第149章 冲入各部抓人(1 / 2)

六部衙门的朱红大门,在闷雷似的脚步声里瑟瑟发抖。

还没撞门,厅堂里已经乱了魂。

七天查账,人人都熬得神经像拉满的弓弦,外头脚步声一贴过来,满厅的官员齐刷刷抬头,脸白了一半。

有人指尖的茶碗“哐当”砸在案上,茶水泼了满袍也没察觉;有人慌忙把账册往案底踹,踹了两下没踹进去,手抖得不听使唤;有人腿肚子转筋,顺着椅腿往下出溜,又强撑着坐直——没人敢信太子真敢一锅端,可那震得房梁掉灰的脚步声,一下一下砸在心上,寒气顺着后脊梁往上爬。

人人都怕,可人人都还抱着最后一丝侥幸:自己是科举正途,是朝廷命官,大明祖制不刑士大夫。

总不能,真连体面都不给吧?

“轰——”

包铜的大门被一脚踹开,门栓“咔嚓”断成两截。

最先涌进来的不是人,是杀气。

满厅的光瞬间被挡住了,黑甲士兵潮水似的灌进来,一眼望过去,全是晃动的头盔、雪亮的刀光。甲叶碰撞的“哗啦啦”声瞬间炸满厅堂,震得人耳朵嗡嗡响。

前排的官员本能地往后缩,有人碰翻了椅子,“哐当”一声倒在地上。

没人笑。

没人敢动。

眼睁睁看着黑甲铺过来,像黑色的浪头,转眼就压到了堂前。

陆言提着名册走在最前头,玄色官袍扫过青砖,带起一阵冷风。神武军百总站在他身侧,手按刀柄,目光扫过堂内,所过之处,没人敢抬头对视。

“放肆!”

户部侍郎周显猛地一拍案几,官帽都震歪了。他梗着脖子往前跨了半步,声音劈得发颤,却故意拔得老高。

不是他不怕。

是他没得选。

他是正三品侍郎,两榜进士,座师是内阁大学士。几十年官场生涯,身份就是他的护身符,摆官威、拿祖制压人,压了一辈子。

他知道今天凶多吉少,可他必须赌这最后一把。

万一呢?

万一这些兵痞被唬住了呢?

万一真坏了规矩,满朝文武闹起来,太子总得让步吧?

退一万步说,当众服软,就更没活路了。

“我是正三品户部侍郎!两榜进士出身!你们这群兵痞擅闯六部,就不怕王法吗!我座师是内阁大学士,你们敢动我一根手指头——”

“你座师等一下也得进诏狱了,正等着你去作伴。”

老兵冷冷截了他的话。

正是当年弟弟冻死在哨位上的那个京营老兵。他往前走了一步,刀鞘撞在青砖上,“咚”的一声闷响。

周显脸上的横肉猛地一跳,像被抽了个耳光。

心底那点侥幸,瞬间塌了一半。

可他骑虎难下,只能尖着嗓子还要喊,刚张嘴——

“啪!”

老兵抬手就是一巴掌。

脆响震得满厅一静。

周显整个人被抽得歪出去半圈,嘴角直接喷出血来,牙都松了两颗。官帽“咕噜噜”滚在地上,滚到士兵脚边,被一脚踩扁。

“冤……冤枉!”他捂着脸,声音都破了,含混不清地喊,“我是朝廷命官!你们敢打我——”

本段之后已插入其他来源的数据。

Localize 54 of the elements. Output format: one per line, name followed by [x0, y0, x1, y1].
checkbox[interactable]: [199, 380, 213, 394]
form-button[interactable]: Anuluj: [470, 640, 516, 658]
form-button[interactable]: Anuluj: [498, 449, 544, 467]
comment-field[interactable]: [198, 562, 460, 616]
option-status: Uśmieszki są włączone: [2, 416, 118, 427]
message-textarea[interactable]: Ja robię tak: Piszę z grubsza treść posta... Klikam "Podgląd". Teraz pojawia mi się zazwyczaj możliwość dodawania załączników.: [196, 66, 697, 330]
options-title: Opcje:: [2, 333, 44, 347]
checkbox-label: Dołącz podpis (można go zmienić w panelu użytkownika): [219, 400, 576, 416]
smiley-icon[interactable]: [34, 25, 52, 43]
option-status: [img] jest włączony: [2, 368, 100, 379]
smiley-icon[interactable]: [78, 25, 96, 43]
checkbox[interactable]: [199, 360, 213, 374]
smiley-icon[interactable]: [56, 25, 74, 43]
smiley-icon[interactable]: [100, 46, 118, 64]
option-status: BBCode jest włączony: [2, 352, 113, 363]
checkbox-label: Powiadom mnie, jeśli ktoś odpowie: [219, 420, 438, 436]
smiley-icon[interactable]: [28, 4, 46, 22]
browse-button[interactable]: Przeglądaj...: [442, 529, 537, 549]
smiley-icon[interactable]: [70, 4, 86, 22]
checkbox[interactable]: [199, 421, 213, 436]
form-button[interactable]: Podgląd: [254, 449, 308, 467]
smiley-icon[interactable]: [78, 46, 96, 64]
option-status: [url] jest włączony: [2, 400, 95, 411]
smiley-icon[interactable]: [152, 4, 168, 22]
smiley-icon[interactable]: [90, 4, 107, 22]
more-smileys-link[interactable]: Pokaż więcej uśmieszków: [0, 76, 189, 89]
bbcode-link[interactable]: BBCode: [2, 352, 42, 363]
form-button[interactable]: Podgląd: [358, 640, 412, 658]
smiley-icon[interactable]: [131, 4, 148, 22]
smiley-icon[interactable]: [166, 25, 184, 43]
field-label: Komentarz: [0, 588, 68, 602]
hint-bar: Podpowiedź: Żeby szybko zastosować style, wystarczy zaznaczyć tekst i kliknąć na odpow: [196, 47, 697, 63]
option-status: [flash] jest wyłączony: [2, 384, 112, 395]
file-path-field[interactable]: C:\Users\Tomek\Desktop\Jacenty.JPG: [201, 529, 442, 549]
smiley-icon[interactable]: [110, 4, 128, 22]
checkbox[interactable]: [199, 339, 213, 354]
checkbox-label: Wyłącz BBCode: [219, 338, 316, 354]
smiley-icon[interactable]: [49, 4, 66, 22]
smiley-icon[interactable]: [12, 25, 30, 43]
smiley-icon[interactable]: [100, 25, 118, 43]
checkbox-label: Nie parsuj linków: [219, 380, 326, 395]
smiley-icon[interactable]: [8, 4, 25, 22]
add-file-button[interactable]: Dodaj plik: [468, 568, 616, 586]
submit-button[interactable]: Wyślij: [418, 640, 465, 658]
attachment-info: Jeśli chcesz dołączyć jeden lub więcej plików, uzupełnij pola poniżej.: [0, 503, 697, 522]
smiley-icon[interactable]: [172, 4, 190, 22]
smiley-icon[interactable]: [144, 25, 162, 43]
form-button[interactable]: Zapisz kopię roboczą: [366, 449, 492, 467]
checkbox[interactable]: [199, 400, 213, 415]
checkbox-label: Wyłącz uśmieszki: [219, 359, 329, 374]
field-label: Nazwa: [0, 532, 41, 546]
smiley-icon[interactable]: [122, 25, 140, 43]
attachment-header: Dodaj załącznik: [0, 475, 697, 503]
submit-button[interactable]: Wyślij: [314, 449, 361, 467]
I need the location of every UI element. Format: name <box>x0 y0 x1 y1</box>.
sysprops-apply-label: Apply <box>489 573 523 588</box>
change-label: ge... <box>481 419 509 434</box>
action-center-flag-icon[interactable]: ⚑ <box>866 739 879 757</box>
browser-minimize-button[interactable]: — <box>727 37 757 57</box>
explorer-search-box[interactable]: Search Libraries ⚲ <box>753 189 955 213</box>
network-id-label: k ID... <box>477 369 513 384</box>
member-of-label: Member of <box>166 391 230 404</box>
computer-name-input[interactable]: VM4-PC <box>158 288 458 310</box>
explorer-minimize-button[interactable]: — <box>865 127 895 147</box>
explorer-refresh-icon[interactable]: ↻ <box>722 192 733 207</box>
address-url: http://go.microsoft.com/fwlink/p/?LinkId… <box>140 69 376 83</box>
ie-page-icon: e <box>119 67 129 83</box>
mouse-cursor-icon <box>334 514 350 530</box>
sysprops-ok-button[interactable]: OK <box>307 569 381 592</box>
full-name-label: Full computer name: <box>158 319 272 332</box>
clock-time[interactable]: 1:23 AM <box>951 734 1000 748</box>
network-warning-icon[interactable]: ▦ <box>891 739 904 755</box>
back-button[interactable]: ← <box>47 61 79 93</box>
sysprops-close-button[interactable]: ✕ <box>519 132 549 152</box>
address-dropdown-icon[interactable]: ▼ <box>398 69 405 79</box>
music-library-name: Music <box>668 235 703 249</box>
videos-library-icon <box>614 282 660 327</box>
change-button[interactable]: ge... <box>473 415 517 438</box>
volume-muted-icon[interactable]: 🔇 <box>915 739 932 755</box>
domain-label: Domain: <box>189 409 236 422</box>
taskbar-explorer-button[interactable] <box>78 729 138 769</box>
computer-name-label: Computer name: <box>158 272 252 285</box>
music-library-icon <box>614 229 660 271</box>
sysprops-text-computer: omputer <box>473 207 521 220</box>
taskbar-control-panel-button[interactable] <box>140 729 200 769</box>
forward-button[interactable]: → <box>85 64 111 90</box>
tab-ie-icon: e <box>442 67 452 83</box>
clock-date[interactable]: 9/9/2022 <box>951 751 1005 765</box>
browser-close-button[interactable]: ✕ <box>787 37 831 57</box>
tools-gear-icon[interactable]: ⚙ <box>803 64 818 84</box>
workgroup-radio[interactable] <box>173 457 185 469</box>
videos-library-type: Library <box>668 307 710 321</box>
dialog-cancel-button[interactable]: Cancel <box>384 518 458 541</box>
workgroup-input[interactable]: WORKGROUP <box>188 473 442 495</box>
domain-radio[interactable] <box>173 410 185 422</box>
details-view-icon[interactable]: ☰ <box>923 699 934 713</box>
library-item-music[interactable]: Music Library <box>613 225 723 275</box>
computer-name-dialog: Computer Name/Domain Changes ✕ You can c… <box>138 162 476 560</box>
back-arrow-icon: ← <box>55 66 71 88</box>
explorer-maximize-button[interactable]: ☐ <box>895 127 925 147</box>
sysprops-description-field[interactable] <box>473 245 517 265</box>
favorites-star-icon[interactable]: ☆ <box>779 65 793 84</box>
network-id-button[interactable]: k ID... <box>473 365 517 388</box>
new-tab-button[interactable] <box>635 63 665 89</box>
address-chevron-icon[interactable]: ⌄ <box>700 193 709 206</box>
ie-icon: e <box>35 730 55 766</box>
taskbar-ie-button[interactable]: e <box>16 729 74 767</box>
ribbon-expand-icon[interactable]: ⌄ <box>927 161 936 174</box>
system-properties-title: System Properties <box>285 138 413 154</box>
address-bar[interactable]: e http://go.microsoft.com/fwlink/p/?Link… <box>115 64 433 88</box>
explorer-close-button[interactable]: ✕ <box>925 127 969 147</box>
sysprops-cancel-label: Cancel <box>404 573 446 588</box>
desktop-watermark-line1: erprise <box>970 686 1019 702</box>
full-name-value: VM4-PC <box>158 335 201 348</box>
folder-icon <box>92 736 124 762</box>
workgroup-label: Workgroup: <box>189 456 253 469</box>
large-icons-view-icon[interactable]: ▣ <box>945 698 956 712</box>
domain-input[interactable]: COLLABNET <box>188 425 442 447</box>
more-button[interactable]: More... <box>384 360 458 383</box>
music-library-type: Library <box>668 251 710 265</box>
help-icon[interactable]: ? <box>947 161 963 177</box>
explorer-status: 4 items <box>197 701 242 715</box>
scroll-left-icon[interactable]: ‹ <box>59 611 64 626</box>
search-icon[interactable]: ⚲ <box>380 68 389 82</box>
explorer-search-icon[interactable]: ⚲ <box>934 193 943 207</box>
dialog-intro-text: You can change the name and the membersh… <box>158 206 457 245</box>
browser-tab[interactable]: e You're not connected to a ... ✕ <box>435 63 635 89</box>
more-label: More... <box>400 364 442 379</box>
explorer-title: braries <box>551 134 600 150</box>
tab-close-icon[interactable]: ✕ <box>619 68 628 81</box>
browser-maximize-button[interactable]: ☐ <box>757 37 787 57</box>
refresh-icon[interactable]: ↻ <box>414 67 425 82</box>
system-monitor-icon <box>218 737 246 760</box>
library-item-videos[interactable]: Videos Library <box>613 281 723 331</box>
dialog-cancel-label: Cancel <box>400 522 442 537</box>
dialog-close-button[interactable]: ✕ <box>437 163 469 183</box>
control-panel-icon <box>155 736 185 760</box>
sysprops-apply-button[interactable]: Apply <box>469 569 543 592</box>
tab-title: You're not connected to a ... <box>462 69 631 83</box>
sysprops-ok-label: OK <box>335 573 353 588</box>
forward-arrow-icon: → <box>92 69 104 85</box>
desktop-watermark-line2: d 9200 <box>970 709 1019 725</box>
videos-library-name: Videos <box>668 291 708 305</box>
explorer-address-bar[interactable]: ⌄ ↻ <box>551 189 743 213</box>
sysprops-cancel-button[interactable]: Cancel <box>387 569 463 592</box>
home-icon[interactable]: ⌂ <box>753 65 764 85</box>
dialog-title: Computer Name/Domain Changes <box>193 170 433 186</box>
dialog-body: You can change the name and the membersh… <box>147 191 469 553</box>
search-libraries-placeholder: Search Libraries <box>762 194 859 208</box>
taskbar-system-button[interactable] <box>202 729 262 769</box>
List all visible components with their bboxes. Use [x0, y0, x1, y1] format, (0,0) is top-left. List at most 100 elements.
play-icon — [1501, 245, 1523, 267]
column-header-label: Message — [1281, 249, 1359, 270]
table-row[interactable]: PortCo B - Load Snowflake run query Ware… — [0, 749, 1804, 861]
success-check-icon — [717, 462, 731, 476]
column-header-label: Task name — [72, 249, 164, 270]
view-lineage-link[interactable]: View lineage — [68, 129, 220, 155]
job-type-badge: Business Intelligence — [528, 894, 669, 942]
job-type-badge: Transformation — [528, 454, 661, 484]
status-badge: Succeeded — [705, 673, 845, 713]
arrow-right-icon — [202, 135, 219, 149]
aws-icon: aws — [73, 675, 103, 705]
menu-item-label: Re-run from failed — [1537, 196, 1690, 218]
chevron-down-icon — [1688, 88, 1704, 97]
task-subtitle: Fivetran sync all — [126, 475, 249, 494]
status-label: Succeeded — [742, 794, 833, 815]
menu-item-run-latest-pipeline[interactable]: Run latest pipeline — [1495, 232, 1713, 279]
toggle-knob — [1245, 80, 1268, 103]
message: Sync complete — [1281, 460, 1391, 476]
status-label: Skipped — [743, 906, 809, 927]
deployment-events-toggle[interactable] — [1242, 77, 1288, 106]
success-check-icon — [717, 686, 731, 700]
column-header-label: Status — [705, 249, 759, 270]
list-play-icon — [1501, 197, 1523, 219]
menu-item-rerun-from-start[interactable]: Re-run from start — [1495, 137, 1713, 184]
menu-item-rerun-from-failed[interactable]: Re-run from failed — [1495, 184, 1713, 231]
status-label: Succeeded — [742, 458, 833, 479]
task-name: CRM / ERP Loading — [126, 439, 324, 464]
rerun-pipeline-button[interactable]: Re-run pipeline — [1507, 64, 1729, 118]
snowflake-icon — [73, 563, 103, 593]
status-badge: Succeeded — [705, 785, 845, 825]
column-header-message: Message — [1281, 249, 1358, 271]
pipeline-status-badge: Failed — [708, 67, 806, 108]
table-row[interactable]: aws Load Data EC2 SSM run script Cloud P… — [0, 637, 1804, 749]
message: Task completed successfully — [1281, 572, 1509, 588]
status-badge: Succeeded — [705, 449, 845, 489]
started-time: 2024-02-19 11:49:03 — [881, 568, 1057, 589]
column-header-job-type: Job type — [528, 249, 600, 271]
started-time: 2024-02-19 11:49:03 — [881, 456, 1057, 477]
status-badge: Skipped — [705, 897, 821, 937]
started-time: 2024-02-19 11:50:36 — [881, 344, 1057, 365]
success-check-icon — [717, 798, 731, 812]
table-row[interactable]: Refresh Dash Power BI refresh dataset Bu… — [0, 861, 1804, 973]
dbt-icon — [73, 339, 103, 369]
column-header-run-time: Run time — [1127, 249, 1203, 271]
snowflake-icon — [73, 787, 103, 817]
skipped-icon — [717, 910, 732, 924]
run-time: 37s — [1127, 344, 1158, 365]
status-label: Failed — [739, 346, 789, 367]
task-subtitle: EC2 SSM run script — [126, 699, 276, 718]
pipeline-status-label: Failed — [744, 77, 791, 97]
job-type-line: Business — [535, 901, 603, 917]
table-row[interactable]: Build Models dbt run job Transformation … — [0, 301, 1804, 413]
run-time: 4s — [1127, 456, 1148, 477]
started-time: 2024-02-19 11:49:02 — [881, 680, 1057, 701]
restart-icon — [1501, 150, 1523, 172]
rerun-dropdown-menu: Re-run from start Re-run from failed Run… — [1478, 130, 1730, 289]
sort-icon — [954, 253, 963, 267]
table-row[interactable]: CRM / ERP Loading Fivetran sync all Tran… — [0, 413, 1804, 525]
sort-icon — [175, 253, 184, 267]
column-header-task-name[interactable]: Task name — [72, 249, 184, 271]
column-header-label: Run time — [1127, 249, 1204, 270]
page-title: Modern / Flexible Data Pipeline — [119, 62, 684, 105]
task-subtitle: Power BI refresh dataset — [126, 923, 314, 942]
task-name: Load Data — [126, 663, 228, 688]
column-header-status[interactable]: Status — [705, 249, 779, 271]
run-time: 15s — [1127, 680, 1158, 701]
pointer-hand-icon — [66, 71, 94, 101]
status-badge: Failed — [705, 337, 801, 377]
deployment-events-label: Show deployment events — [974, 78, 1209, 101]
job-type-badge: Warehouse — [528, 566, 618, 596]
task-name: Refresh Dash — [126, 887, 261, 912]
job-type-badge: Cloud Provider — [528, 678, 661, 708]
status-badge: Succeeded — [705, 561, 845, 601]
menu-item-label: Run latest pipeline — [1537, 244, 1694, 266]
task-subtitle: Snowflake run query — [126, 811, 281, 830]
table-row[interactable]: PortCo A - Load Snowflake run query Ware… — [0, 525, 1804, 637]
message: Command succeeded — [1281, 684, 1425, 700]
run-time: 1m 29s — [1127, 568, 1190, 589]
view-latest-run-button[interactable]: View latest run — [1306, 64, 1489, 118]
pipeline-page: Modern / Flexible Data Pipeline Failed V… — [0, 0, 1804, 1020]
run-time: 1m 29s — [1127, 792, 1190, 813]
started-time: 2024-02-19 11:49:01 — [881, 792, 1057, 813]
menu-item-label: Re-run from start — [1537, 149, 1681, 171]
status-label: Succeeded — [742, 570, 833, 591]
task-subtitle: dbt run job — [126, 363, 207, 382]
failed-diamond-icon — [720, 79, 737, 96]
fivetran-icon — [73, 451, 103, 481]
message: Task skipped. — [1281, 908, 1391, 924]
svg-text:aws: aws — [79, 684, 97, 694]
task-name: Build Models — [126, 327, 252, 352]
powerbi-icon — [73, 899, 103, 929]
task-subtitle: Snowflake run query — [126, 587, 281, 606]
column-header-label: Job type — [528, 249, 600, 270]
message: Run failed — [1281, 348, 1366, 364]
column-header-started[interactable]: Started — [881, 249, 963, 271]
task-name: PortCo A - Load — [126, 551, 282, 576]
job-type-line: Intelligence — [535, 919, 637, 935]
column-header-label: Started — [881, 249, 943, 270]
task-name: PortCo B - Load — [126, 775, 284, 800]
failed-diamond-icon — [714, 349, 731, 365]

两个士兵上前一左一右扣住他胳膊,往后一拧,“咔”的一声,胳膊差点脱臼。

紧接着,膝盖弯处狠狠挨了一脚。

“噗通”一声,周显直挺挺跪在地上,膝盖砸在青砖上,疼得他浑身一抽。

老兵俯下身,一把揪住他头发,把他脸狠狠拧起来,指节都攥得发白。

他盯着周显的眼睛,声音冷得像冰碴子,一字一句砸在他耳朵里:

“周显,崇祯十四年你贪河工银八万两的时候,想过我弟在哨位上冻掉的那十根手指头吗?”

“那年冬天,雪下了半个月,边军的棉袄、军粮,全被你贪了。”

“我弟写信说,哥,我手冻烂了。我回信说,再等等,朝廷的粮快到了。”

“等啊等。”

“等来的是你贪了银子,在京城买了三进的宅子,娶了两房小妾。”

“我弟呢?”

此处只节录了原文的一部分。